That could have a big effect on offensive coordinator Greg Olson’s play-calling in Sunday’s game against the winless Washington Redskins.
Flynn took first team reps with the offense on Wednesday, his first time doing so in practice since late in training camp when he lost the top spot on Oakland’s depth chart. Since then, Flynn has been the backup—the same role he had in Seattle a year ago after getting beat out by then-rookie Russell Wilson.
Pryor, who was injured last week when he took what appeared to be a helmet-to-helmet hit from Denver linebacker Wesley Woodyard, must pass a series of concussion protocol tests before he can be cleared to practice.
Raiders coach Dennis Allen said Wednesday he isn’t ready to rule Pryor out just yet, but the longer he sits out practice the more likely Flynn will get the nod.
If Flynn does indeed start, here’s now it will likely impact what Oakland does offensively.
Passing the Ball
It’s not likely Flynn’s presence at quarterback will dramatically alter what the Raiders try to do when they throw the ball. Although he is a more polished passer, Flynn is still more comfortable making the short and intermediate throws similar to those that Pryor utilized during the first three weeks.
Whether it will affect Oakland’s ability to throw the ball deep is debatable. Pryor struggled with that part of his game, and although there has been incremental progress, he still frequently overthrows his targets or misfires on the deep throws. Pryor’s longest completion, a 73-yard touchdown to Denarius Moore, was a short route that Moore turned into a long gain after breaking a pair of tackles near midfield.

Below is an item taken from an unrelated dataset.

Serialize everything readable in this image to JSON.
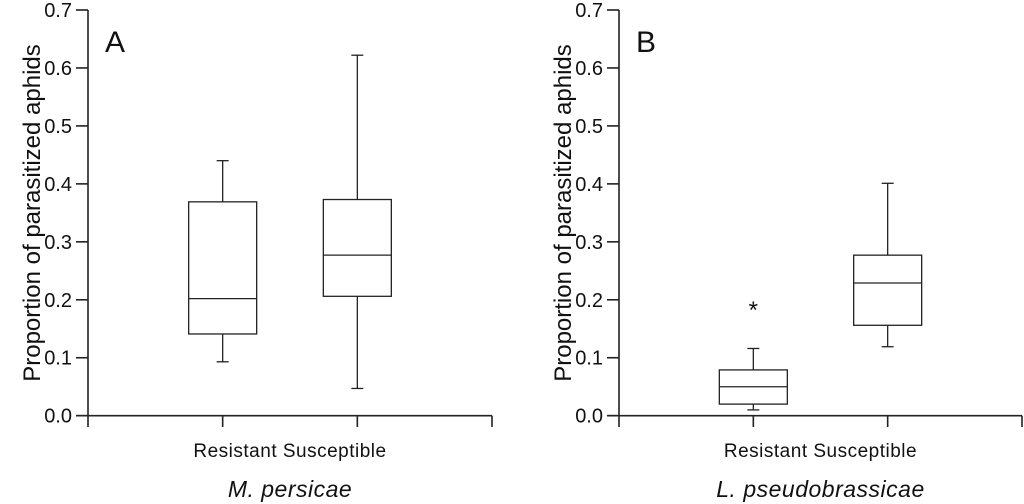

Flynn, who took just four snaps after Pryor got hurt in the loss to Denver, throws a tighter, crisper spiral than Pryor and had minimal success throwing the ball deep in training camp, though it didn’t translate into preseason games.
Still, it will be tempting for Olson to try to open up the passing game just a little if Flynn is the starter.
Washington heads into the game with the NFL’s worst-ranked defense. The Redskins are giving up an average of 333 yards per game through the air, though a chunk of the total yardage has come from Green Bay’s Aaron Rodgers and Detroit’s Matthew Stafford.
Something else to consider: Flynn had a sore elbow in training camp, which was part of the reason Pryor jumped ahead of him on the depth chart. As a result, Flynn didn’t take any reps with the first-team offense in practice for nearly a month.
Although he will take all of the reps this week in practice—unless Pryor gets cleared—Flynn’s timing with his receivers will be a big question.
Running and Scrambling
If Flynn does start, you can be guaranteed the Raiders won’t be running the read-option. If anything was learned in the preseason, it’s that Flynn’s running ability is a lot more like Kerry Collins than it is Colin Kaepernick.
Pryor’s greatest strength so far has been his ability to scramble away from pressure to keep plays alive. He used it to burn the Indianapolis Colts for a 112 rushing yards in Week 1, and he’s still the Raiders’ leading rusher through three games.
Flynn won’t be able to move around in the pocket as nimbly as Pryor, but Olson could counter that by calling for designed rollouts where the protection moves with him. Too many times in the preseason, Flynn was a sitting duck in the pocket.
Oakland’s offensive line has gotten marginally better since the start of the season but is still a patchwork unit.
The Redskins have been as equally bad defending the run as they have against the pass, so Oakland will counter Flynn’s lack of mobility by getting Darren McFadden the ball early and often.
To do that, look for Olson to call for more three-receiver sets. Detroit was able to spread Washington’s defense out by doing that in Week 3, and it opened up running lanes in the middle of the field.
Because Flynn has the reputation for being a better passer than Pryor, it will be interesting to see if the Redskins still try to pack the box in order to take away the running game or if they drop back to prevent the pass.
Either way, a big day from McFadden would go a long way toward taking some of the pressure off Flynn’s shoulders.
There is a definitively different feel to Oakland’s offense with Pryor at quarterback. Part of it is that he brings the ability to break a big play both with his feet and arm, which is something Flynn can’t do. With Pryor, there is a sense something could happen. With Flynn, it’s more of a hope.
Something else to ponder is that if Pryor is held out and Flynn struggles, would the Raiders be willing to pull him in favor of Matt McGloin? The undrafted rookie from Penn State didn’t get much playing time in the preseason but showed enough promise that Oakland kept him on the 53-man roster.